Menyoal Kepastian CASN 2026 dan Menata Kebutuhan Aparatur Negara
Catatan: Artikel ini merupakan opini pribadi penulis dan tidak mencerminkan pandangan Redaksi CNBCIndonesia.com
Dalam opini sebelumnya, saya menjelaskan bahwa ketergantungan kepada pekerjaan sektor publik dapat menghambat inovasi dan pertumbuhan sektor swasta yang pada akhirnya juga akan berdampak negatif terhadap pembangunan ekonomi secara multidimensional.
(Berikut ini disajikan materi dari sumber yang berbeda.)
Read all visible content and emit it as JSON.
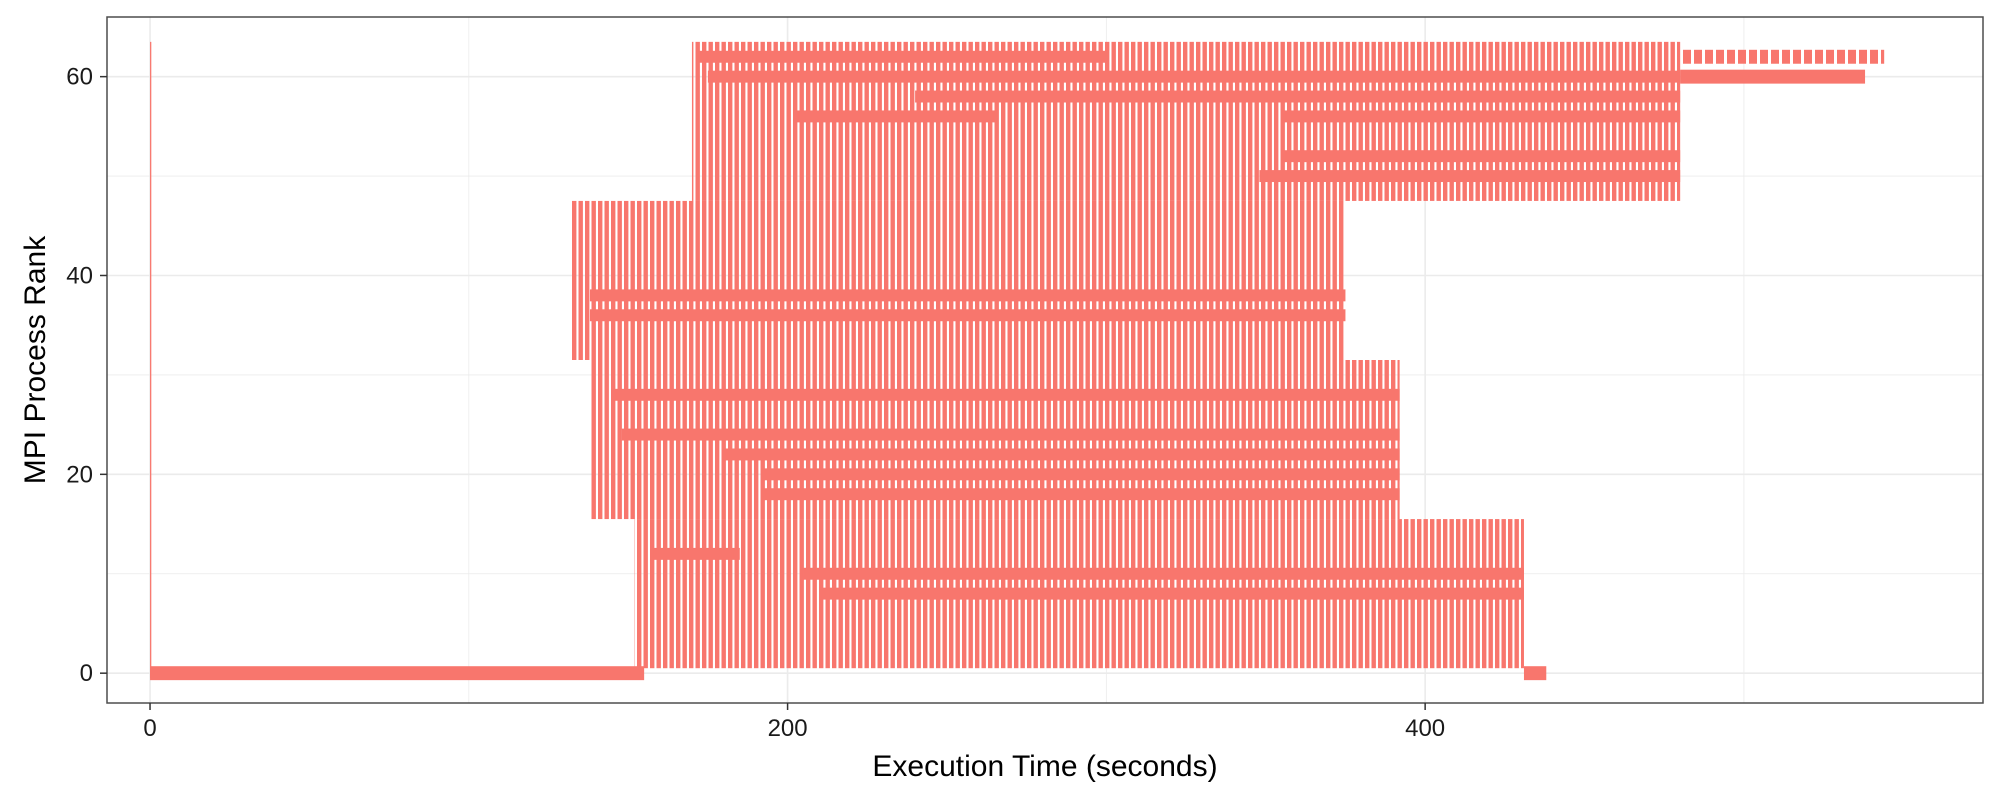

Di Indonesia, sektor publik seringkali menjadi pilihan utama bagi tenaga kerja terdidik karena dianggap lebih stabil dan memberikan jaminan sosial yang lebih baik. Namun, akibatnya, ini menciptakan brain drain di sektor swasta, di mana talenta-talenta terbaik lebih memilih bekerja di sektor publik daripada mengembangkan usaha atau berinovasi di sektor swasta. (Harian Kompas, 12/3/2025).
Implikasi dari yang ingin saya sampaikan adalah bahwa bekerja di sektor publik tidaklah salah, menjadi seorang aparatur negara juga bukanlah sebuah aib. Kita harus akui bahwa birokrasi kita hari ini masih "tidak produktif" dan "tidak efisiensi."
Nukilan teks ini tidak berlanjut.